The Climate Change Act, 2016, was initially designed to enhance responses to climate change and promote low-carbon, climate-resilient development. However, it lacked provisions for carbon trading. Climate Change (Amendment) Act, 2023 provides a robust legal framework for sustained Climate Action in Kenya, as the country ramp up efforts to cushion against the ravaging effects of climate change.

Key higlights in the amended law includes but is not limited to the following;
  • Adds terminology related to carbon trading to the Climate Change Act;

Carbon market means the mechanism that enables and allows public and private entities to transfer and transact emission reduction units, mitigation outcomes or offsets generated through carbon initiatives, programmes and projects subject to compliance of national and international law.

 

  • Empowers the Cabinet Secretary to appoint the designated National Authority for market mechanisms and the National Carbon Registry;

Clause 6 of the Act has been revised to expand the mandate of the Environment Cabinet Secretary on the appointment of the designated National Authority for market mechanisms and any other mechanisms deriving from Article 6 of the Paris Agreement.

 

  • Provides detailed regulations for carbon markets, including guidance by the Climate Change Council;

Under Clause 12 on the regulation of carbon markets, a new section 23A has been introduced to empower the Climate Change Council to provide guidance and policy direction on carbon markets to the national and counties, the public and other stakeholders.

 

  • Allows the Cabinet Secretary to engage in carbon trading agreements with other countries;

The mandate of the CS has further been broadened empowering her to enter into a bilateral or multilateral agreement with another State Party to trade carbon for emission reductions and removals. But, this will depend on the approval of the Cabinet.
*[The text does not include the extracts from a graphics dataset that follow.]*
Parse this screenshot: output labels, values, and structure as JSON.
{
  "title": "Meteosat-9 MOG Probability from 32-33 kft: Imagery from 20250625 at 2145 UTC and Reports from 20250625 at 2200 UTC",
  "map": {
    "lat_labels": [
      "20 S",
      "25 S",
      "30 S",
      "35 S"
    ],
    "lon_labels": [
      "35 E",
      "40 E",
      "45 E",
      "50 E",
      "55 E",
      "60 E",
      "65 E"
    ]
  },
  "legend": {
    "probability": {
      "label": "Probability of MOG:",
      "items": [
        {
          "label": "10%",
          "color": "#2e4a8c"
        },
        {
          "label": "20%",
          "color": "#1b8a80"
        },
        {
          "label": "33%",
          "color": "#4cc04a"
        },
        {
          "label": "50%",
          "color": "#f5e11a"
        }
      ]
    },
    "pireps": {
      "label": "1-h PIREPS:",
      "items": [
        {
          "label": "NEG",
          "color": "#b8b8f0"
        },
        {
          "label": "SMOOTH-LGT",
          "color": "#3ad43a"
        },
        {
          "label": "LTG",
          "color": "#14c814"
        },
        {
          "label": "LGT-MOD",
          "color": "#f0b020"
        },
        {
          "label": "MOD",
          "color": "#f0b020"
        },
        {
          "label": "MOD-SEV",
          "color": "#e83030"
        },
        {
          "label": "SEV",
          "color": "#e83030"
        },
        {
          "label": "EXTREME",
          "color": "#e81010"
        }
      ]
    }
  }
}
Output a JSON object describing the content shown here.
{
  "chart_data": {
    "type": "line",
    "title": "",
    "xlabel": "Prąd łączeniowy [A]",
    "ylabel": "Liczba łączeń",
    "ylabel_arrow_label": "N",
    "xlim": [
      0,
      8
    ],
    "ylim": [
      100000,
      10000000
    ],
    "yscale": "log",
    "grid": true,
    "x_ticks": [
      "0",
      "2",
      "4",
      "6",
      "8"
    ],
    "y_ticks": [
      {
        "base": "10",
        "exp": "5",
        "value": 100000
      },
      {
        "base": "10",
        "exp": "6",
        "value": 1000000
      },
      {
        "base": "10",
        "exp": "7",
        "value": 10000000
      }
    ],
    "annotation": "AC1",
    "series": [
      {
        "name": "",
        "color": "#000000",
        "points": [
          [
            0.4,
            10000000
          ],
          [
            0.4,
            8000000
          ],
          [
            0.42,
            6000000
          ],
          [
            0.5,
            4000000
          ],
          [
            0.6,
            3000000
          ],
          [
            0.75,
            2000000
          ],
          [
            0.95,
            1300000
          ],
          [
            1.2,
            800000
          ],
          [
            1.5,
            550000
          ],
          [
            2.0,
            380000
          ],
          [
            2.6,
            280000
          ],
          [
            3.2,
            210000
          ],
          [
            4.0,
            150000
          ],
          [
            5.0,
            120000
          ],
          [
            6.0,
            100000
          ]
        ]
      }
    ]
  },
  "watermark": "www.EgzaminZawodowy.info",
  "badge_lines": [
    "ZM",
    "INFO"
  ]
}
Additionally, this part provides for an environmental impact assessment (EIA) requiring every carbon trading project authorized under the Act to undergo an environmental and social impact assessment.

This is in accordance with the Environmental Management and Coordination Act, 1999 under section 23D.

 

  • Establishes the National Carbon Registry to monitor carbon credit projects for greenhouse gas emissions reduction;

The National Carbon Registry to be maintained by the Designated National Authority. The Registry shall, in addition to keeping records of community development agreements, be responsible for records on the following:

  • carbon credit projects and programmes implemented to reduce greenhouse gas emissions in Kenya;
  • a REDD+ carbon registry;
  • authorisations granted to participate in an initiative/project/programme under the Bill;
  • the carbon budget and the greenhouse gas reduction units;
  • the number of carbon credits issued or transferred by Kenya;
  • the number of carbon credits issued to emission reduction projects and programs recognised by Kenya from the national greenhouse gas registry account;
  • the transfer of carbon credits and any carbon credits issued or recognised by Kenya from a national greenhouse gas registry account;
  • the cancellation of carbon credits and any other carbon credits issued or recognised by Kenya from a national greenhouse gases registry account; and
  • any other carbon credits issued or recognized by Kenya from a national greenhouse gases registry account.
The new law further mandates community development agreements which must encompass the annual social contribution, calculated as a percentage of the previous year`s aggregate earnings from carbon trading project, to the local community with the contribution set at 40% yearly for land-based projects and 25% yearly for non-land based projects.
Section 23F of the Act also regulates the share of proceeds and cancellation rates and compels the national and county governments to undertake best practices regarding the share of proceeds and cancellation rates for overall global mitigation.